Circularidade

Foi descartada roupa suficiente para encher 200 estádios olímpicos em 2024, concluiu estudo

Foi descartada roupa suficiente para encher 200 estádios olímpicos em 2024, concluiu estudo iStock

Em 2024, foram descartadas 120 milhões de toneladas de roupa, o equivalente a encher 200 estádios olímpicos. Do total, 80% teve como destino aterros ou incineração, enquanto apenas 12% foi reutilizada e 7% classificada como apta para reciclagem.

A conclusão é do estudo “Spinning Textile Waste into Value”, da Boston Consulting Group (BCG), que avançou ainda que este cenário representa uma perda anual de 150 mil milhões de dólares em matérias-primas.

O estudo sublinhou ainda que o problema tem dimensão global e resulta de vários fatores combinados: desde 2000, a produção de fibras duplicou, impulsionada pelo aumento dos rendimentos, pelo consumo em massa e pela diminuição do número médio de utilizações por peça.

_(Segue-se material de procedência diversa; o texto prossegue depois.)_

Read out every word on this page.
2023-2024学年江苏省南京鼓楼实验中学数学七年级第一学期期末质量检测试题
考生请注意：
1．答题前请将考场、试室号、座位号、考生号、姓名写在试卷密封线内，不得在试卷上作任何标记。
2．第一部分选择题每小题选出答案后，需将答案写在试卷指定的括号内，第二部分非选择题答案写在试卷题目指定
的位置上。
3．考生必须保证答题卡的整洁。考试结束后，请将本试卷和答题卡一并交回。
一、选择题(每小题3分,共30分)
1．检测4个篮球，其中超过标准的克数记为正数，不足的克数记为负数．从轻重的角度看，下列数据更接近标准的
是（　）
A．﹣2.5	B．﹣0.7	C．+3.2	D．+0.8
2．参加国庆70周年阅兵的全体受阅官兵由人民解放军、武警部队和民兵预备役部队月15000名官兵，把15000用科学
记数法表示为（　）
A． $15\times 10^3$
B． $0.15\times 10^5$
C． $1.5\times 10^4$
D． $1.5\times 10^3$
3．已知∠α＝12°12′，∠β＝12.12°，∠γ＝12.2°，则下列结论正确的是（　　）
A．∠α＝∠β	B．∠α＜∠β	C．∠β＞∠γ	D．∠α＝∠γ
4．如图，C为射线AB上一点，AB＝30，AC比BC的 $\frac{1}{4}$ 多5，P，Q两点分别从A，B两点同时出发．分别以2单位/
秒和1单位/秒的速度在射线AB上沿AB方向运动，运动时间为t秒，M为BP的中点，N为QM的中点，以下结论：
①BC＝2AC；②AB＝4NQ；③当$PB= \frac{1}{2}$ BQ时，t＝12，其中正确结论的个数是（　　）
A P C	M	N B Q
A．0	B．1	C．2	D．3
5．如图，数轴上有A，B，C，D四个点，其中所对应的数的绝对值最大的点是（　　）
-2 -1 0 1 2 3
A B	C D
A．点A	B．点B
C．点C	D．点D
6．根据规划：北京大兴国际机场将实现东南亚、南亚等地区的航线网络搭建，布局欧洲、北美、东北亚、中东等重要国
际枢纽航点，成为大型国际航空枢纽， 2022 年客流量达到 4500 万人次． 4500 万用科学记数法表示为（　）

Em paralelo, os custos ambientais da moda atingiram níveis críticos: a produção de têxteis é responsável por 92% das emissões de gases com efeito de estufa do setor. Queimar uma tonelada de roupa gera emissões equivalentes a seis voos de ida e volta entre Londres e Nova Iorque, enquanto o envio da mesma quantidade para aterros representa o impacto de oito voos. Além disso, o descarte incorreto intensifica a libertação de microplásticos nocivos no ambiente.

O relatório alertou também para a urgência de transformar a indústria da moda numa economia circular, através de um esforço conjunto de marcas, investidores, inovadores e consumidores. O objetivo é torná-la mais competitiva e resiliente, enquanto gera benefícios significativos e duradouros para o ambiente e para a sociedade.

Barreiras e oportunidades para a circularidade da moda
Apesar da urgência, a análise sublinhou que o setor enfrenta obstáculos que dificultam a recuperação do valor anual estimado em 150 mil milhões de dólares, nomeadamente:

  • Preço: fibras recicladas mantêm-se mais caras do que fibras virgens, em parte porque os custos ambientais destas últimas não estão refletidos no preço de mercado;
  • Infraestruturas limitadas: os sistemas de recolha e triagem existentes foram concebidos sobretudo para revenda de roupa em segunda mão, não para reciclagem, e não conseguem responder ao volume crescente de resíduos;
  • Tecidos complexos: a maioria das peças combina fibras naturais e sintéticas, que as tecnologias atuais de reciclagem mecânica ainda não processam de forma eficaz em escala industrial.

Ainda assim, a oportunidade é “clara”: com os investimentos adequados, a taxa de reciclagem poderá superar os 30%, gerando fibras recicladas avaliadas em mais de 50 mil milhões de dólares e criando cerca de 180 mil novos empregos.

Neste sentido, o estudo da BCG propõe um conjunto de ações estratégicas para desbloquear este potencial e transformar o setor. Entre as principais medidas estão:

  1. Estimular a procura por fibras recicladas, incentivando as marcas a integrar materiais sustentáveis nas coleções;
  2. Expandir a recolha de resíduos, através de programas de devolução em lojas, pontos de recolha locais e sistemas públicos;
  3. Modernizar a triagem, recorrendo a tecnologias como inteligência artificial, robótica e espectroscopia, capazes de duplicar a capacidade de processamento;
  4. Escalar a reciclagem, com investimento em fábricas industriais aptas a processar tecidos mistos;
  5. Fomentar a inovação, por meio de estratégias coordenadas de financiamento, como consórcios para partilha de riscos e benefícios no apoio a startups.

O relatório sublinhou também que a regulação será decisiva. Na União Europeia (UE), a diretiva de Responsabilidade Alargada do Produtor (RAP) obriga os produtores a assumir os custos da gestão dos resíduos dos seus produtos. Países como os Países Baixos já adotaram esta política como parte central da sua estratégia de economia circular têxtil, com metas ambiciosas: até 2030, 75% dos têxteis colocados no mercado deverão estar preparados para reutilização ou reciclagem.

Além disso, os consumidores também têm um papel central nesta transformação. Campanhas de sensibilização, como a francesa #RRRR – reduzir, reutilizar, reparar e reciclar, que em 2022 alcançou mais de 52 milhões de pessoas, mostram que a mobilização social pode acelerar a mudança. Tornar a reciclagem de roupa tão simples quanto a de garrafas de plástico será decisivo para criar um novo ciclo de valor.

Por fim, o estudo concluiu que o futuro da moda depende da capacidade de transformar resíduos em recursos. Marcas que adotem a circularidade como estratégia central estarão mais preparadas para gerir riscos, ganhar a confiança dos consumidores e gerar impacto positivo para a sociedade e o ambiente.